Looking forward: Strategic priorities and risks
To meet its ambitious targets by 2030, Morocco’s health sector must continue scaling up, but also sharpen its focus on several strategic priorities:
- Strengthening retention: Offering better salaries, improved working conditions, continuing professional development, and career progression pathways in less urbanized regions are essential to prevent loss of doctors to private sector, abroad, or away from public service.
- Addressing regional inequalities: Investments in infrastructure (hospitals, clinics), deploying faculty and specialists to peripheral regions, and providing incentives for working in underserved areas will be crucial.
- Streamlining regulatory frameworks: Simplifying the licensing/recognition process for doctors educated abroad or foreign physicians, reducing bureaucratic delays, can help increase the pool of available professionals.
- Aligning training supply with actual demand: Mapping labor market needs by region and specialty will help avoid over-production in some fields and gaps in others (e.g. certain specialties, remote care). Also ensuring that increased student numbers are matched by capacity in teaching hospitals, supervision, and clinical exposure.
- Improving hospital efficiency and management: Beyond staff numbers, studies show some hospital networks are operating below technical efficiency, meaning input resources (staff, beds, medical equipment) are not always used optimally to generate expected outputs (patient care, admissions, hospital stays).

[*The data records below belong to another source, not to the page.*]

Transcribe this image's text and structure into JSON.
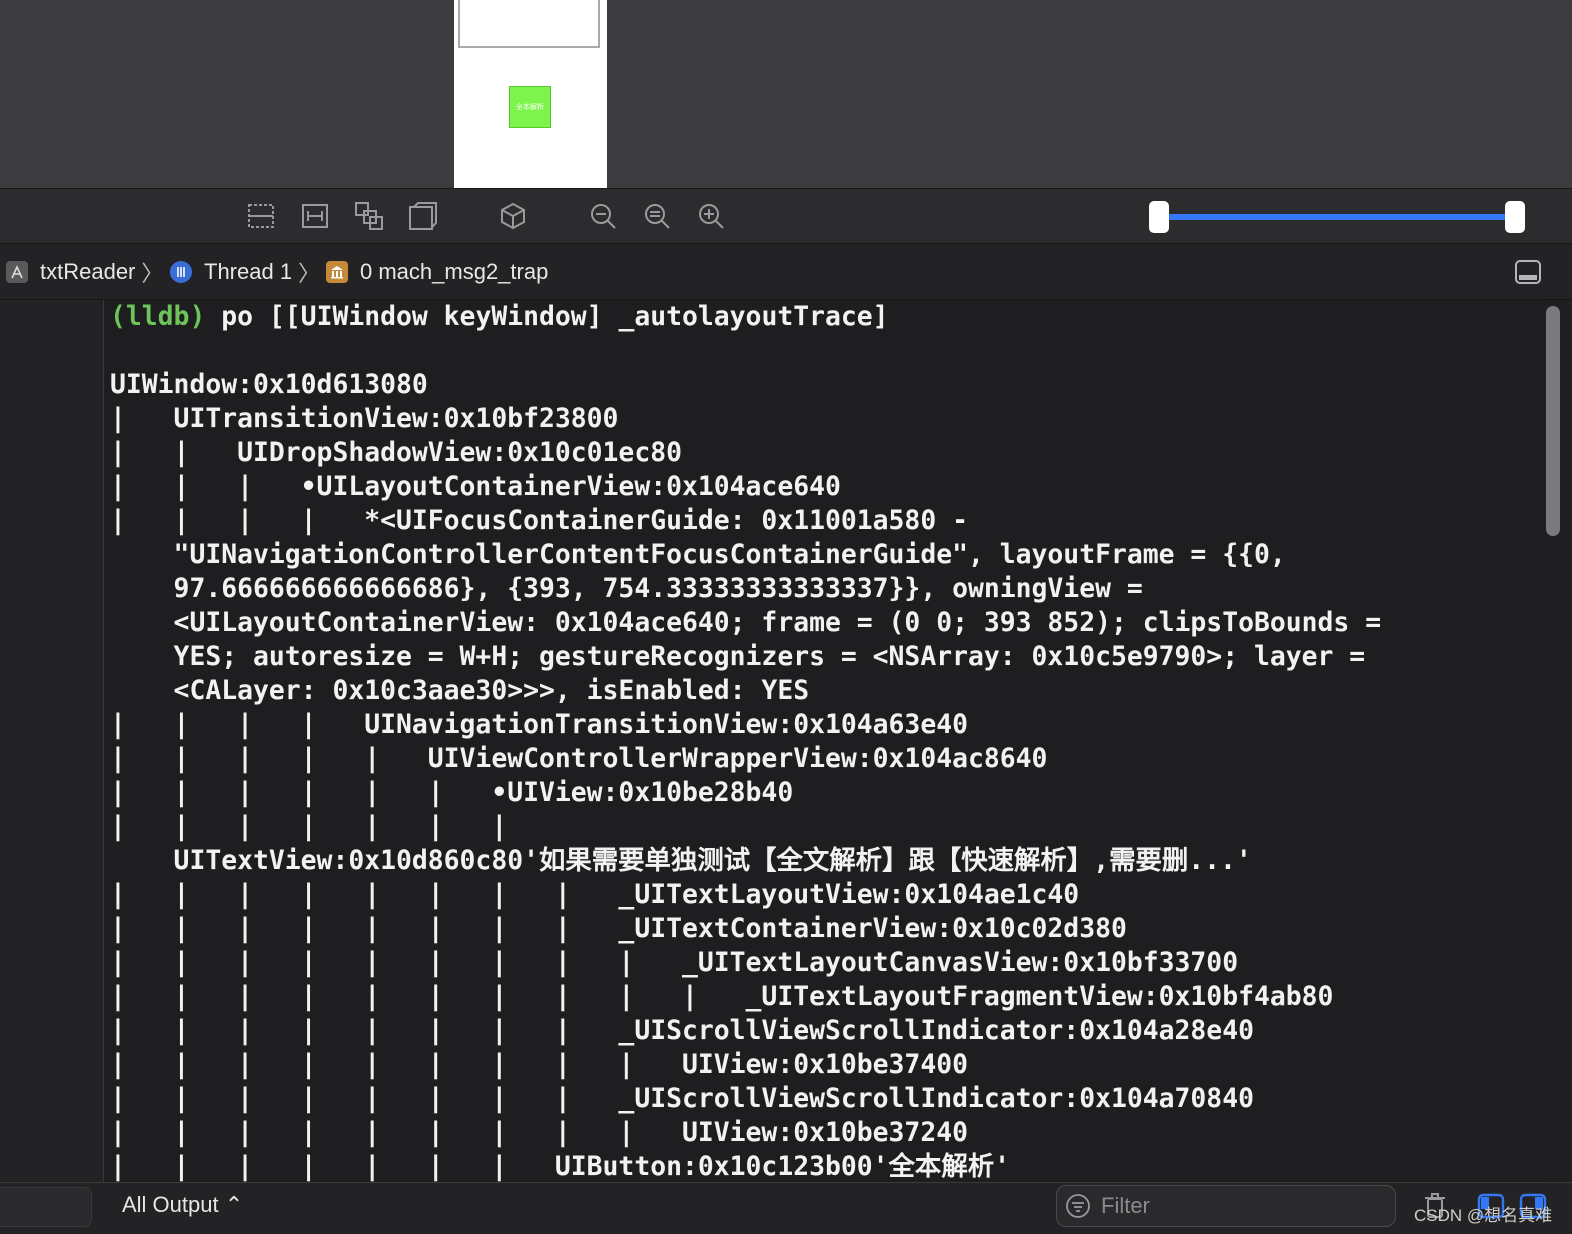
{
  "breadcrumb": {
    "app": "txtReader",
    "thread": "Thread 1",
    "frame": "0 mach_msg2_trap"
  },
  "console": {
    "prompt": "(lldb)",
    "command": "po [[UIWindow keyWindow] _autolayoutTrace]",
    "output_lines": [
      "",
      "UIWindow:0x10d613080",
      "|   UITransitionView:0x10bf23800",
      "|   |   UIDropShadowView:0x10c01ec80",
      "|   |   |   •UILayoutContainerView:0x104ace640",
      "|   |   |   |   *<UIFocusContainerGuide: 0x11001a580 -",
      "    \"UINavigationControllerContentFocusContainerGuide\", layoutFrame = {{0,",
      "    97.666666666666686}, {393, 754.33333333333337}}, owningView =",
      "    <UILayoutContainerView: 0x104ace640; frame = (0 0; 393 852); clipsToBounds =",
      "    YES; autoresize = W+H; gestureRecognizers = <NSArray: 0x10c5e9790>; layer =",
      "    <CALayer: 0x10c3aae30>>>, isEnabled: YES",
      "|   |   |   |   UINavigationTransitionView:0x104a63e40",
      "|   |   |   |   |   UIViewControllerWrapperView:0x104ac8640",
      "|   |   |   |   |   |   •UIView:0x10be28b40",
      "|   |   |   |   |   |   |",
      "    UITextView:0x10d860c80'如果需要单独测试【全文解析】跟【快速解析】,需要删...'",
      "|   |   |   |   |   |   |   |   _UITextLayoutView:0x104ae1c40",
      "|   |   |   |   |   |   |   |   _UITextContainerView:0x10c02d380",
      "|   |   |   |   |   |   |   |   |   _UITextLayoutCanvasView:0x10bf33700",
      "|   |   |   |   |   |   |   |   |   |   _UITextLayoutFragmentView:0x10bf4ab80",
      "|   |   |   |   |   |   |   |   _UIScrollViewScrollIndicator:0x104a28e40",
      "|   |   |   |   |   |   |   |   |   UIView:0x10be37400",
      "|   |   |   |   |   |   |   |   _UIScrollViewScrollIndicator:0x104a70840",
      "|   |   |   |   |   |   |   |   |   UIView:0x10be37240",
      "|   |   |   |   |   |   |   UIButton:0x10c123b00'全本解析'"
    ]
  },
  "bottom": {
    "output_selector": "All Output ⌃",
    "filter_placeholder": "Filter",
    "watermark": "CSDN @想名真难"
  },
  "canvas": {
    "button_label": "全本解析"
  },
  "colors": {
    "accent": "#3478f6",
    "prompt_green": "#6cc45a",
    "device_button": "#7cf44b"
  }
}
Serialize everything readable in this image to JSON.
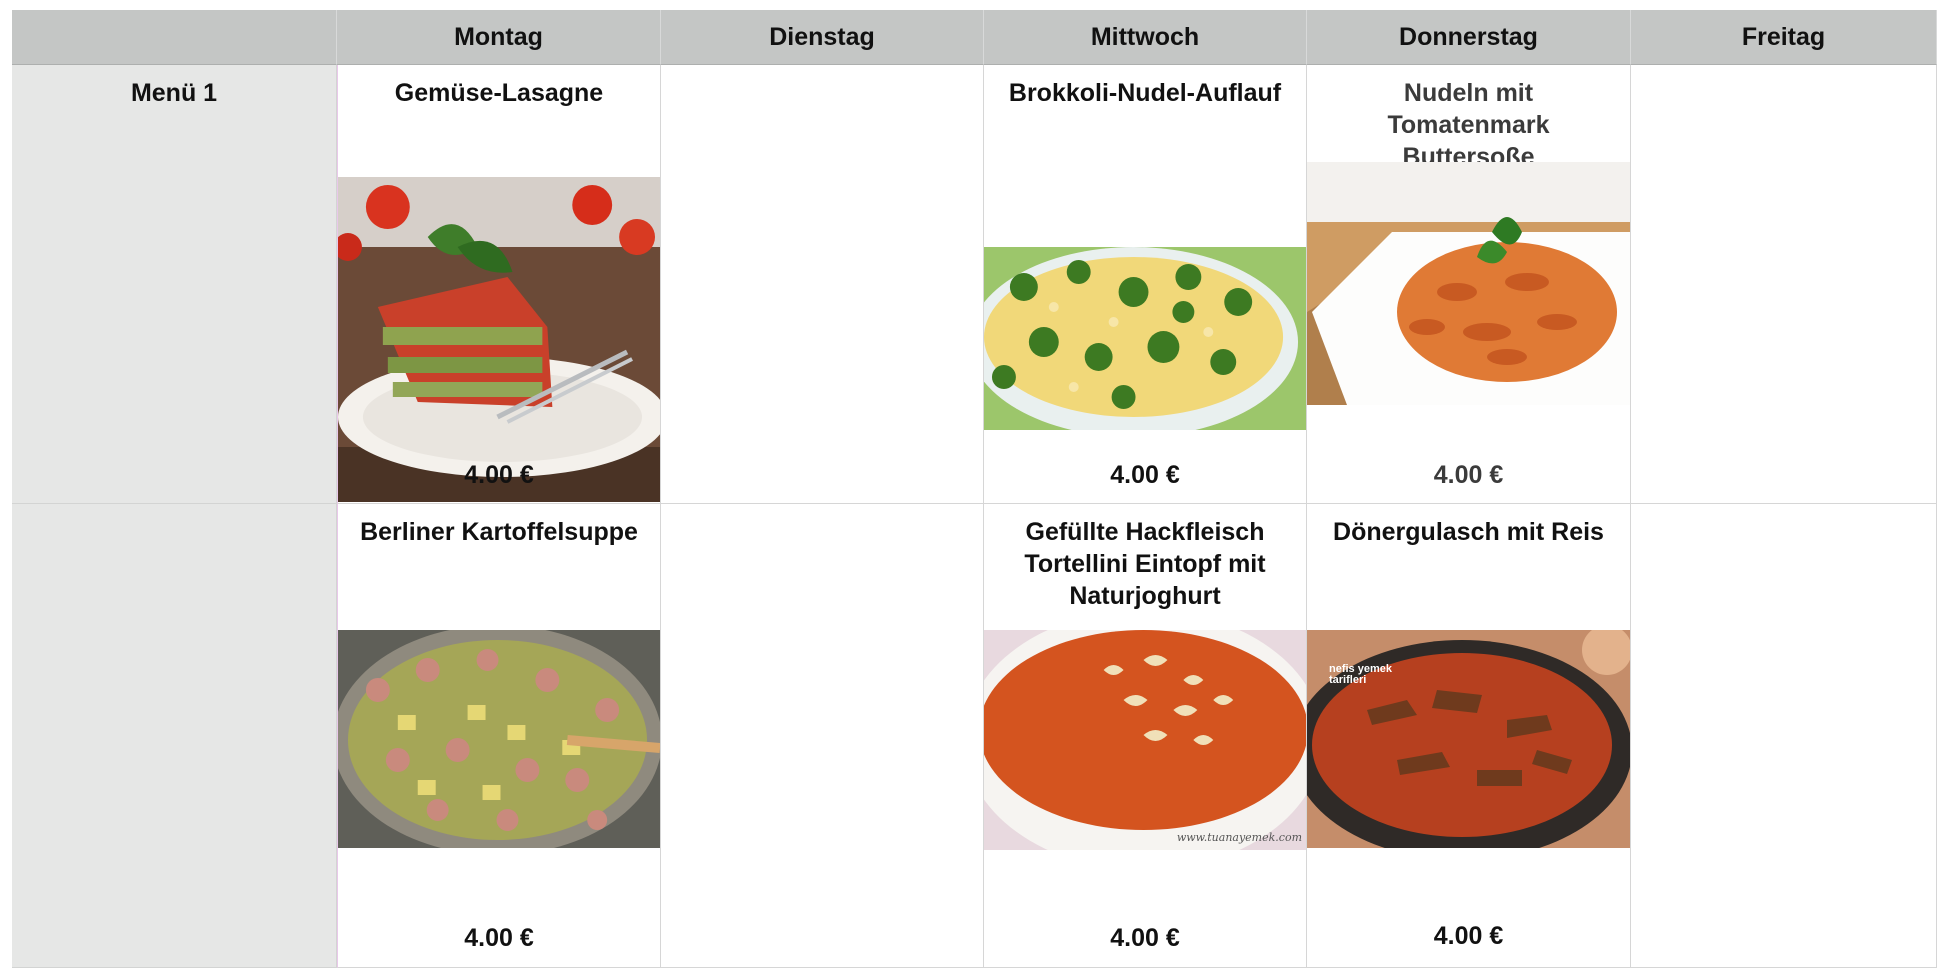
{
  "header": {
    "corner": "",
    "days": [
      "Montag",
      "Dienstag",
      "Mittwoch",
      "Donnerstag",
      "Freitag"
    ]
  },
  "rows": [
    {
      "label": "Menü 1",
      "montag": {
        "title": "Gemüse-Lasagne",
        "price": "4.00 €",
        "image": "lasagne-photo"
      },
      "mittwoch": {
        "title": "Brokkoli-Nudel-Auflauf",
        "price": "4.00 €",
        "image": "broccoli-casserole-photo"
      },
      "donnerstag": {
        "title": "Nudeln mit Tomatenmark Buttersoße",
        "price": "4.00 €",
        "image": "fusilli-tomato-photo"
      }
    },
    {
      "label": "",
      "montag": {
        "title": "Berliner Kartoffelsuppe",
        "price": "4.00 €",
        "image": "potato-soup-photo"
      },
      "mittwoch": {
        "title": "Gefüllte Hackfleisch Tortellini Eintopf mit Naturjoghurt",
        "price": "4.00 €",
        "image": "tortellini-soup-photo",
        "watermark": "www.tuanayemek.com"
      },
      "donnerstag": {
        "title": "Dönergulasch mit Reis",
        "price": "4.00 €",
        "image": "doner-goulash-photo",
        "watermark": "nefis yemek tarifleri"
      }
    }
  ]
}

Morocco is clearly progressing: medical education seats have more than doubled, new faculties and hospitals are being built, and government policy is aligning with international benchmarks. However, to deliver on the promise of improved healthcare access for all, especially in underserved regions, the country must address retention, regional inequalities, and system inefficiencies.
With consistent political will, investment in infrastructure and incentives, and regulatory reforms, Morocco may close much of the gap in human resources in the health sector. But given the scale of the challenge, there is no quick or magical fix — only sustained, multi-dimensional effort.